Originally published by Harvard Health.
What is the test?
This test checks for a skin reaction to common allergy-provoking substances, such as foods, molds, dust, plants, or animal proteins. If your skin reacts to a substance, chances are that you are allergic to it.
Most people with allergy symptoms don’t need testing because they can identify their triggers and control their symptoms with medicine. Your doctor might recommend scratch testing when you have severe allergy symptoms but are not sure what is causing them. Knowing what you are allergic to can help you avoid the substance in the future, and will help your doctor determine whether you might benefit from allergy shots.
How do I prepare for the test?
Don’t take antihistamines for three days before the test, because they can interfere with the results by preventing you from reacting to a substance you would normally be allergic to. Tell your doctor if you have ever had anaphylaxis, a life threatening allergic reaction, or if you have had a serious reaction to a previous allergy test.
What happens when the test is performed?
In adults, the test is done on the forearm; in children it’s done on the upper back. (The child disrobes from the waist up and lies on his or her stomach.)
Your doctor decides what allergies are to be tested for. Some people are tested for as many as a few dozen at one visit. Individual drops of fluid are dripped in rows across the skin. The doctor uses a needle to make small light scratches in the skin under each drop, to help the skin absorb the fluid. The scratches aren’t deep enough to cause bleeding. Each drop contains proteins from a separate allergen (a substance, like ragweed pollen, that triggers allergy symptoms).Your doctor notes where each drop of fluid was placed, either by keeping a chart or by writing a code on the area of skin being tested.
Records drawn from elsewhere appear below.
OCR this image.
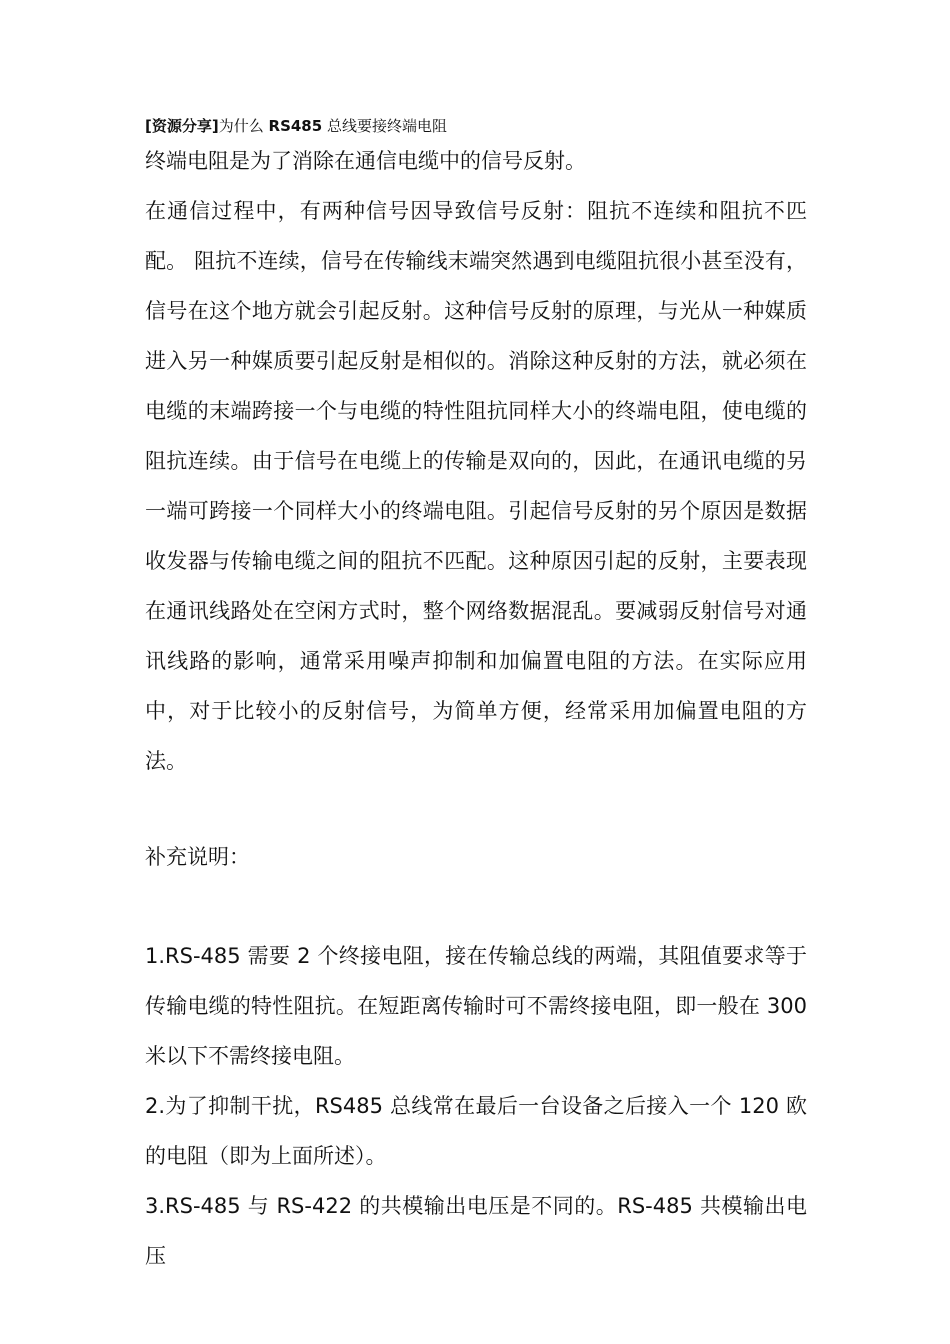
[资源分享]为什么 RS485 总线要接终端电阻

终端电阻是为了消除在通信电缆中的信号反射。

在通信过程中，有两种信号因导致信号反射：阻抗不连续和阻抗不匹配。 阻抗不连续，信号在传输线末端突然遇到电缆阻抗很小甚至没有，信号在这个地方就会引起反射。这种信号反射的原理，与光从一种媒质进入另一种媒质要引起反射是相似的。消除这种反射的方法，就必须在电缆的末端跨接一个与电缆的特性阻抗同样大小的终端电阻，使电缆的阻抗连续。由于信号在电缆上的传输是双向的，因此，在通讯电缆的另一端可跨接一个同样大小的终端电阻。引起信号反射的另个原因是数据收发器与传输电缆之间的阻抗不匹配。这种原因引起的反射，主要表现在通讯线路处在空闲方式时，整个网络数据混乱。要减弱反射信号对通讯线路的影响，通常采用噪声抑制和加偏置电阻的方法。在实际应用中，对于比较小的反射信号，为简单方便，经常采用加偏置电阻的方法。

补充说明：

1.RS-485 需要 2 个终接电阻，接在传输总线的两端，其阻值要求等于传输电缆的特性阻抗。在短距离传输时可不需终接电阻，即一般在 300 米以下不需终接电阻。

2.为了抑制干扰，RS485 总线常在最后一台设备之后接入一个 120 欧的电阻（即为上面所述）。

3.RS-485 与 RS-422 的共模输出电压是不同的。RS-485 共模输出电压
For many people, the most difficult part of this test is next: You need to stay still long enough (usually about 20 minutes) to give the skin time to react. Your skin might tickle or itch during this time, but you won’t be allowed to scratch it. At the end of the waiting time, your doctor will examine each needle scratch for redness or swelling.
What risks are there from the test?
Because the allergen exposure is so small, a serious allergic reaction is extremely unlikely. For a few hours you’ll probably have some redness or irritation on the testing sites, similar to having several mosquito bites.
Must I do anything special after the test is over?
How long is it before the result of the test is known?
Your doctor can tell you right away which substances caused a reaction. The next step is to see if you can prevent an allergic reaction by avoiding those substances, or relieve symptoms by taking medicine or allergy shots.